How to Switch Brokerages in Texas: A No-BS Guide
The Short Version
You can switch brokerages in Texas at any time—there's no "contract jail." TREC requires your sponsoring broker to release your license upon written request. The process takes 5-10 business days. The harder part? Knowing whether you're switching to something better or just... different.
What TREC Actually Requires
Let's cut through the myths. Here's what Texas law says:
Your broker must release your license within 10 days of written request. That's it. They can't hold you hostage. They can't charge you an "exit fee" that wasn't in your original ICA. They can't threaten your pending deals.
The process: 1. Submit written termination to your current broker 2. Your broker has 10 days to release your license 3. Your new broker submits a sponsorship request to TREC 4. TREC processes the transfer (usually 3-5 business days) 5. You're active under your new broker
Total timeline: 5-10 business days if everyone does their job.
What About Pending Transactions?
This is where agents freeze up. Here's the reality:
Your pending deals belong to your current brokerage, not you personally. When you switch, you have three options:
- Complete deals before switching - Clean, simple, but not always practical
- Negotiate a referral fee - Many brokerages will pay 25% referral for deals you bring in progress
- Hand off to another agent - Works if you trust someone at the old brokerage
The dirty secret? Most brokerages would rather pay you a referral than deal with unhappy agents dragging deals across the finish line. Negotiate.
The Math Most Agents Don't Run
Before you switch, run these numbers. Seriously—get a calculator.
Scenario: You closed $3M last year
Traditional 70/30 Split: - GCI: $90,000 (assuming 3% avg commission) - Your take: $63,000 - Brokerage take: $27,000
Flat-Fee Model (like RaiderX at $99/month): - GCI: $90,000 - Your take: $88,812 ($90K - $1,188 annual fees) - Savings: $25,812/year
The breakeven point: At just $99/month, flat-fee wins almost immediately. Below that, the math gets murkier—but you should be asking why you're below $800K, not which split is better.
Hidden Costs to Factor In
Your current brokerage might include: - E&O insurance (RaiderX: included) - MLS fees (varies—often $400-800/year) - Tech stack (CRM, transaction management) - Marketing materials - Office space (if you use it)

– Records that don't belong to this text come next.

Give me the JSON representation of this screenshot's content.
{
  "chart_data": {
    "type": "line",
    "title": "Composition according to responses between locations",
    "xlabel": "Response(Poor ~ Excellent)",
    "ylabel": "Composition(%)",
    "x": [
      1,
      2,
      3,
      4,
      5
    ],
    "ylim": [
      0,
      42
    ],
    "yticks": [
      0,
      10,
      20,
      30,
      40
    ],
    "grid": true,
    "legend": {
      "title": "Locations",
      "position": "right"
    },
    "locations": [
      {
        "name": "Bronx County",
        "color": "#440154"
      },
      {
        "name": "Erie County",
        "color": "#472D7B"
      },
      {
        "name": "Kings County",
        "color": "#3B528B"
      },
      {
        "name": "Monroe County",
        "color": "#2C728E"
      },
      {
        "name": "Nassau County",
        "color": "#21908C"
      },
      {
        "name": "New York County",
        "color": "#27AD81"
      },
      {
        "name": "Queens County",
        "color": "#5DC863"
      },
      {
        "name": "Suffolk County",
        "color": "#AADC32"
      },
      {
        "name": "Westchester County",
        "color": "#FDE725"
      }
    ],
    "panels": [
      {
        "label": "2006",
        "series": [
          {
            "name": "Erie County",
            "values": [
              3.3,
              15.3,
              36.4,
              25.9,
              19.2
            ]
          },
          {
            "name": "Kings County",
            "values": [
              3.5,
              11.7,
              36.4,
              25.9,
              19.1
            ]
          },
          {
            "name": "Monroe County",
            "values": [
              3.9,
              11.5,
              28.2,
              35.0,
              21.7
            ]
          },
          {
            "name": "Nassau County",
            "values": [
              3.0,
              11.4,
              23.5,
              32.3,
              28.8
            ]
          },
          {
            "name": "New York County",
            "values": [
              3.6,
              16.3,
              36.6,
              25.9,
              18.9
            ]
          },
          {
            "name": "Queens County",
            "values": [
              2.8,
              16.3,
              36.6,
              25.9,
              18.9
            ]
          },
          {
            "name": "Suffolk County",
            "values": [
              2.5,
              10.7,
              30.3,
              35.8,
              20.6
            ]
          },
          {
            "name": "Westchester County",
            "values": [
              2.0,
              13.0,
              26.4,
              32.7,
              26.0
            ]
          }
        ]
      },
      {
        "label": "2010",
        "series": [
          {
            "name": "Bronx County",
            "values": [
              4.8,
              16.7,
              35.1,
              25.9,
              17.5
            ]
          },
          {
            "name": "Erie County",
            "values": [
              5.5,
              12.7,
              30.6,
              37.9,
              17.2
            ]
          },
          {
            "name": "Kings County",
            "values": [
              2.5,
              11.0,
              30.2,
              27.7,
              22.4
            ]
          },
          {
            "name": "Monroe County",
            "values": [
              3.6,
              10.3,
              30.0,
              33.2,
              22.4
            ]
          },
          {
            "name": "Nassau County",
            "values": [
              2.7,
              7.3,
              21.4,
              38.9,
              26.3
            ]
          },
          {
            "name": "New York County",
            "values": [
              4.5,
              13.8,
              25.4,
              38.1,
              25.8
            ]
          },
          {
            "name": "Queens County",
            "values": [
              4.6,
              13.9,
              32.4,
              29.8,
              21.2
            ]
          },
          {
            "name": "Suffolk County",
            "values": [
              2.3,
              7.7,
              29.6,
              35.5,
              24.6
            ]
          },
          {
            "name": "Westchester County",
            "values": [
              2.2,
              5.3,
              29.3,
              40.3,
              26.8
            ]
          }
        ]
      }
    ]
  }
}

Run the total cost comparison, not just the split. A "90/10 split" with $500/month in fees and $200/month desk fee is really more like 75/25.
Red Flags When Evaluating a New Brokerage
🚩 They lead with the split, not the support
If the first thing out of their mouth is "we offer 85/15!"—ask what you get for that 15%. Vague answers like "training and support" aren't good enough.
🚩 Complicated fee structures
Monthly fees, transaction fees, franchise fees, technology fees, E&O fees, annual fees... If you need a spreadsheet to understand your costs, that's intentional.
🚩 Pressure to sign quickly
"This offer expires Friday" is a sales tactic, not a business decision. Any brokerage worth joining will give you time to think.
🚩 They trash-talk your current brokerage
Professionals don't need to tear down others to build themselves up.
🚩 No clear answer on support
Ask: "When I have a contract question at 9pm, who do I call?" If the answer is unclear, you're on your own.
Green Flags Worth Paying For
✅ Transparent, simple pricing
You should understand your costs in one sentence.
✅ Responsive broker support
Test it before you join. Email a question and see how fast they respond.
✅ Modern tech included
Transaction management, e-signatures, CRM basics. You shouldn't pay extra for table stakes.
✅ No production requirements
Some brokerages have minimum transaction requirements to maintain your split. Make sure you know what they are.
✅ They let you talk to current agents
If they won't connect you with other agents at the brokerage, ask why.
The Switch Checklist
Ready to move? Here's your action plan:
Before you give notice: - [ ] Calculate total cost at new brokerage (all fees) - [ ] Confirm E&O coverage and transition - [ ] Understand what happens to pending deals - [ ] Get everything in writing from the new brokerage - [ ] Talk to at least 2 agents already there
When you give notice: - [ ] Submit written termination (email is fine, keep a copy) - [ ] Note the date—broker has 10 days - [ ] Don't burn bridges—you'll see these people again
After the switch: - [ ] Confirm your license is active on TREC's site - [ ] Update your business cards, email signature, and online profiles - [ ] Notify your sphere and active clients - [ ] Set up any new systems (transaction management, etc.)
Bottom Line
- You can switch anytime. TREC mandates license release within 10 days.
- Run the math. Don't switch for a "better split" without calculating total cost.
- Pending deals are negotiable. Push for referral fees.
- Watch for red flags. Complicated fee structures and pressure tactics are warnings.
- The best brokerage is the one that helps you close more deals, not the one with the flashiest recruiting pitch.
Switching brokerages won't fix a broken business. But staying at the wrong brokerage because you're afraid of change? That'll definitely hold you back.